瀬名くんどこでタバコ吸うつもりなんだろう?

自分の車で?

それだったらちょっと困るな……。

狭い空間で二人きりってのも嫌だし、タバコ好きじゃないし。

もし車にいたら、連れ出して一緒に飲み物買いに行こう。

そう密かに意気込んで、瀬名くんの車を目指そうと早足で歩いていると、後ろから声をかけられた。

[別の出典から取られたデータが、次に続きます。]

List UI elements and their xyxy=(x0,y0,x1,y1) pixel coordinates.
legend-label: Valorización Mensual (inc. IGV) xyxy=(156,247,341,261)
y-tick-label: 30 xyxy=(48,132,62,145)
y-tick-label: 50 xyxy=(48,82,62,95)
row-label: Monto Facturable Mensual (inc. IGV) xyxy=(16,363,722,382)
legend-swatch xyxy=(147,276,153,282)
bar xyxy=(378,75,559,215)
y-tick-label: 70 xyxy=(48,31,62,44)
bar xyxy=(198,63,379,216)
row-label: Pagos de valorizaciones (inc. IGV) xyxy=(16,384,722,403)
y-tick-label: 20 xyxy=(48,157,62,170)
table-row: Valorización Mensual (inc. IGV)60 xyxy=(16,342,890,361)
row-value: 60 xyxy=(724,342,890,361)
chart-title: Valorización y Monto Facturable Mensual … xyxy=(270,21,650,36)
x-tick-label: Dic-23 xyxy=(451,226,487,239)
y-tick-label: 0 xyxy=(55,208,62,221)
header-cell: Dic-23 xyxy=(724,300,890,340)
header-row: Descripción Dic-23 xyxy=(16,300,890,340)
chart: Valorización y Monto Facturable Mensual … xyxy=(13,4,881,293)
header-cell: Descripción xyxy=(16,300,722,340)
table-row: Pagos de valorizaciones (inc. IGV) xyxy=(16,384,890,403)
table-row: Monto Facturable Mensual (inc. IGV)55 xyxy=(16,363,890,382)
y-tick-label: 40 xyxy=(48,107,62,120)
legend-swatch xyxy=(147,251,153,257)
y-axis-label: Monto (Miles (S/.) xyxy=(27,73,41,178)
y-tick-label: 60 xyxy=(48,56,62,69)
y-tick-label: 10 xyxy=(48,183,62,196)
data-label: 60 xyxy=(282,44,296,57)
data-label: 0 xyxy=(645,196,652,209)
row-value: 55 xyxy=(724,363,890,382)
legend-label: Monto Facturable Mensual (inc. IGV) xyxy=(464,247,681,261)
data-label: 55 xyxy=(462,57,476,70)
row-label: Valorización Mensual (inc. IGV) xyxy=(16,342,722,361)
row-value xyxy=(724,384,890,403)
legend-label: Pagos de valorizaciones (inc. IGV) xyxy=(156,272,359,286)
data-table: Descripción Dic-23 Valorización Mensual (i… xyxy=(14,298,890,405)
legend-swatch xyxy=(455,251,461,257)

「生田!お前ひとりでどうしたとや。御子柴や未来ちゃんは?」

「ああ瀬名くん!探しよったとよ。車でタバコ吸いよるとかなって思って。すぐ見つかって良かったー」

車の中じゃなくて良かった。

いま友也と離れているとはいえ、瀬名くんの車に乗るのは気が引ける。

友也以外の男の人の車になんて、できれば乗りたくないし。

「俺、車ではタバコ吸わんけん。嘘って思うなら乗ってみる?」

「遠慮しとく。瀬名くんの言う事ば信じるし。それよりもさ、飲み物買いに行こうよ。未来と友也の分もね!」

車に戻ろうとした瀬名くんを強引に売店の方に連れて行った。

友也と未来が今頃どんな話をしてるのか、気にしながら。